Der Morgen danach sieht mich wieder beim Füttern der Enten. Es ist Zeit, dem „Süßen See“ Adieu zu sagen, sich zu
verabschieden. Die Siebensachen (oder waren es doch mehr?) landen im Kofferraum. Klappe zu, bezahlen und ab durch
das Tor, vorbei an der „Seeperle“. Am alten Seeschloss stellen wir das Gefährt noch einmal ab. Zwischen den alten
Mauern wollen wir unsere Neugeier stillen und hoffen auf einen Abschiedsblick über den See. Aus der Nähe macht das
Gemäuer keinen guten Eindruck. Nur der Eingangsbereich, der sich als „Privatresidenz“ herausstellt, sieht gepflegt (und
ziemlich teuer) aus. Geht man daran vorbei in den hinteren Bereich, verändert sich das Bild. Ein Hoftor mit einem Kürzel
aus Stahl lässt ahnen, was in der DDR hier zu finden war: BHG. Der Innenhof der eigentlichen Anlage ist verschlossen:
Privatgelände. Eine schmucke Limousine mit dem „K“ im Kennzeichen parkt in dem verwilderten und verfallenen
Anwesen. Einzig die Seeterrassen mit dem Restaurant und dem Anleger für Segeljachten hinterlassen einen gepflegten
Eindruck und den etwas faden Nachgeschmack, dass Otto Normalo hier ausgeschlossen scheint. Mir bleibt die
Erkenntnis, dass Fass Nr. 1 die richtige Wahl gewesen und die Schloss-Herberge nichts für mich ist.

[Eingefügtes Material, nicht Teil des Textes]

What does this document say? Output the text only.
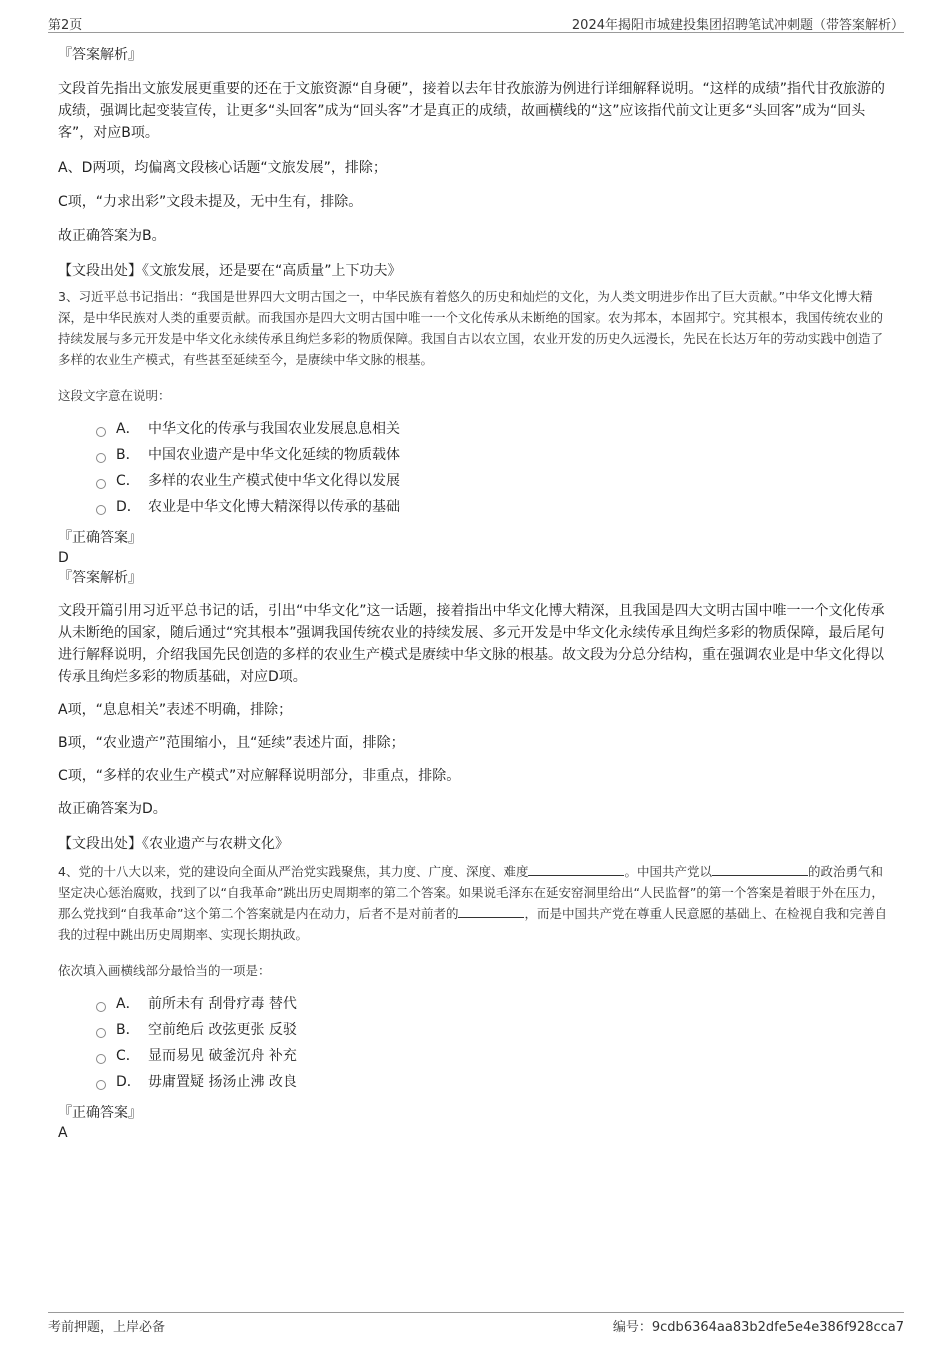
第2页	2024年揭阳市城建投集团招聘笔试冲刺题（带答案解析）

『答案解析』

文段首先指出文旅发展更重要的还在于文旅资源“自身硬”，接着以去年甘孜旅游为例进行详细解释说明。“这样的成绩”指代甘孜旅游的成绩，强调比起变装宣传，让更多“头回客”成为“回头客”才是真正的成绩，故画横线的“这”应该指代前文让更多“头回客”成为“回头客”，对应B项。

A、D两项，均偏离文段核心话题“文旅发展”，排除；

C项，“力求出彩”文段未提及，无中生有，排除。

故正确答案为B。

【文段出处】《文旅发展，还是要在“高质量”上下功夫》

3、习近平总书记指出：“我国是世界四大文明古国之一，中华民族有着悠久的历史和灿烂的文化，为人类文明进步作出了巨大贡献。”中华文化博大精深，是中华民族对人类的重要贡献。而我国亦是四大文明古国中唯一一个文化传承从未断绝的国家。农为邦本，本固邦宁。究其根本，我国传统农业的持续发展与多元开发是中华文化永续传承且绚烂多彩的物质保障。我国自古以农立国，农业开发的历史久远漫长，先民在长达万年的劳动实践中创造了多样的农业生产模式，有些甚至延续至今，是赓续中华文脉的根基。

这段文字意在说明：

A． 中华文化的传承与我国农业发展息息相关
B． 中国农业遗产是中华文化延续的物质载体
C． 多样的农业生产模式使中华文化得以发展
D． 农业是中华文化博大精深得以传承的基础

『正确答案』

D

『答案解析』

文段开篇引用习近平总书记的话，引出“中华文化”这一话题，接着指出中华文化博大精深，且我国是四大文明古国中唯一一个文化传承从未断绝的国家，随后通过“究其根本”强调我国传统农业的持续发展、多元开发是中华文化永续传承且绚烂多彩的物质保障，最后尾句进行解释说明，介绍我国先民创造的多样的农业生产模式是赓续中华文脉的根基。故文段为分总分结构，重在强调农业是中华文化得以传承且绚烂多彩的物质基础，对应D项。

A项，“息息相关”表述不明确，排除；

B项，“农业遗产”范围缩小，且“延续”表述片面，排除；

C项，“多样的农业生产模式”对应解释说明部分，非重点，排除。

故正确答案为D。

【文段出处】《农业遗产与农耕文化》

4、党的十八大以来，党的建设向全面从严治党实践聚焦，其力度、广度、深度、难度	。中国共产党以	的政治勇气和坚定决心惩治腐败，找到了以“自我革命”跳出历史周期率的第二个答案。如果说毛泽东在延安窑洞里给出“人民监督”的第一个答案是着眼于外在压力，那么党找到“自我革命”这个第二个答案就是内在动力，后者不是对前者的	，而是中国共产党在尊重人民意愿的基础上、在检视自我和完善自我的过程中跳出历史周期率、实现长期执政。

依次填入画横线部分最恰当的一项是：

A． 前所未有 刮骨疗毒 替代
B． 空前绝后 改弦更张 反驳
C． 显而易见 破釜沉舟 补充
D． 毋庸置疑 扬汤止沸 改良

『正确答案』

A

考前押题，上岸必备	编号：9cdb6364aa83b2dfe5e4e386f928cca7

Erholung und
Lebensfreude können auf dicke alte Mauern verzichten. Manchmal genügt schon ein Holzfass, um zu sich selbst zu
finden und Leben zu fühlen. Der Harz, die Pandemie und ein paar andere Unwichtigkeiten haben mich etwas verändert,
mich sensibler und demütiger gemacht. Dennoch bin ich mir, so hoffe ich wenigstens, treu geblieben.